Le présent recueil est tout entier placé sous le sceau de la radicalité. Pessimiste, la jeune Patricia Suescum paraît n’accorder que peu de valeur à un monde extérieur vain, évoquant notamment "l’abandon, du bout des lèvres" (p. 16), "l’absence et la perte" (p. 15), ou encore "cette nausée des fuites impossibles" (p. 14). L’être humain, lui-même, ne semble guère porteur de promesses, mais bien plutôt hypocrite, porté par la bien-pensance, et donc "l’imposture" (p. 24). Son amour ne constitue pas une "ligne continue" (p.21). Comme chez Gilbert-Lecomte, les images sont parfois violentes, en particulier lorsque P. Suescum parle de "la carcasse gisante (p. 22) de l’agneau consommé lors du repas. Ne croyant pas en l’ordre social, creuse construction consensuelle, l’auteure se fait mauvaise herbe" (p. 48), et entend "nous mettre à nu", toucher le vrai, et ainsi dénoncer. Comment, dès lors, trouver le sens ? Si le rêve, cher aux surréalistes, "broie" (p. 44), comment échapper à "la lanterne du cauchemar/et sa blancheur fantomatique" (p. 18) ? La solution se trouve certainement dans l’écriture. Il s’agit de faire un pas vers la lucidité, et donc vers la saisie de soi. Car si la société n’est qu’illusion, si l’homme n’est pas digne de foi, alors la plume doit se tourner vers l’intériorité. Dès lors, détaché des "oripeaux du spectacle", il nous faut explorer "la pensée comme matière première" (p. 27). Face au désespoir, au gouffre, au néant, la poésie offre une porte de sortie. "Mauvaise herbe" procède ainsi de l’existentialisme. Notons aussi que la Nature, loin d’être horrible, demeure "apaisante, contrairement aux grands boulevards" (p. 26).

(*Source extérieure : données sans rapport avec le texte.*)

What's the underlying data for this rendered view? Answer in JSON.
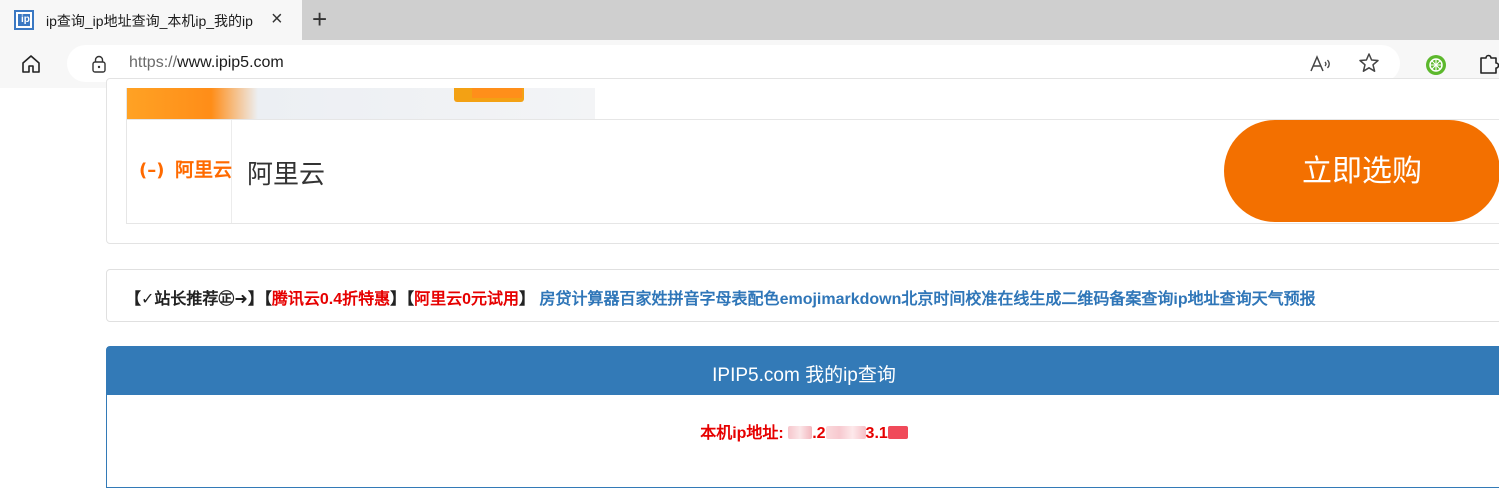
{
  "browser": {
    "tab": {
      "favicon": "ip",
      "title": "ip查询_ip地址查询_本机ip_我的ip",
      "close_icon": "×"
    },
    "new_tab_icon": "+",
    "address": {
      "scheme": "https://",
      "host": "www.ipip5.com"
    },
    "toolbar_icons": [
      "home-icon",
      "lock-icon",
      "read-aloud-icon",
      "favorite-star-icon",
      "extension-green-icon",
      "extensions-puzzle-icon"
    ]
  },
  "ad": {
    "logo_mark": "(–)",
    "logo_text": "阿里云",
    "brand": "阿里云",
    "button": "立即选购",
    "colors": {
      "brand_orange": "#ff6a00",
      "button": "#f37000"
    }
  },
  "recommend": {
    "prefix": "【✓站长推荐㊣➜】",
    "promos": [
      {
        "open": "【",
        "label": "腾讯云0.4折特惠",
        "close": "】"
      },
      {
        "open": "【",
        "label": "阿里云0元试用",
        "close": "】"
      }
    ],
    "links": [
      "房贷计算器",
      "百家姓",
      "拼音字母表",
      "配色",
      "emoji",
      "markdown",
      "北京时间校准",
      "在线生成二维码",
      "备案查询",
      "ip地址查询",
      "天气预报"
    ]
  },
  "panel": {
    "title": "IPIP5.com 我的ip查询",
    "ip_label": "本机ip地址:",
    "ip_visible_parts": [
      ".2",
      "3.1"
    ],
    "colors": {
      "header": "#337ab7",
      "ip_text": "#e60000"
    }
  }
}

Cette exigence de vérité se traduit, dans la forme, par une série de vers libres brefs et dépouillés, exempts d’images convenues. "J’ai fait taire la parole de trop" (p. 13) déclare P. Suescum. Parlons ainsi d’un lyrisme volontairement asséché, d’un lyrisme du désespoir, de métaphores qui claquent, au détour de la phrase. Publié par les magnifiques éditions Rafaël de Surtis, aussi bref que vif, le volume est sans concession, à l’instar du tableau d’Egon Schiele reproduit sur la couverture.



Article d'Etienne Ruhaud paru dans la revue "Diérèse" 79, automne 2020.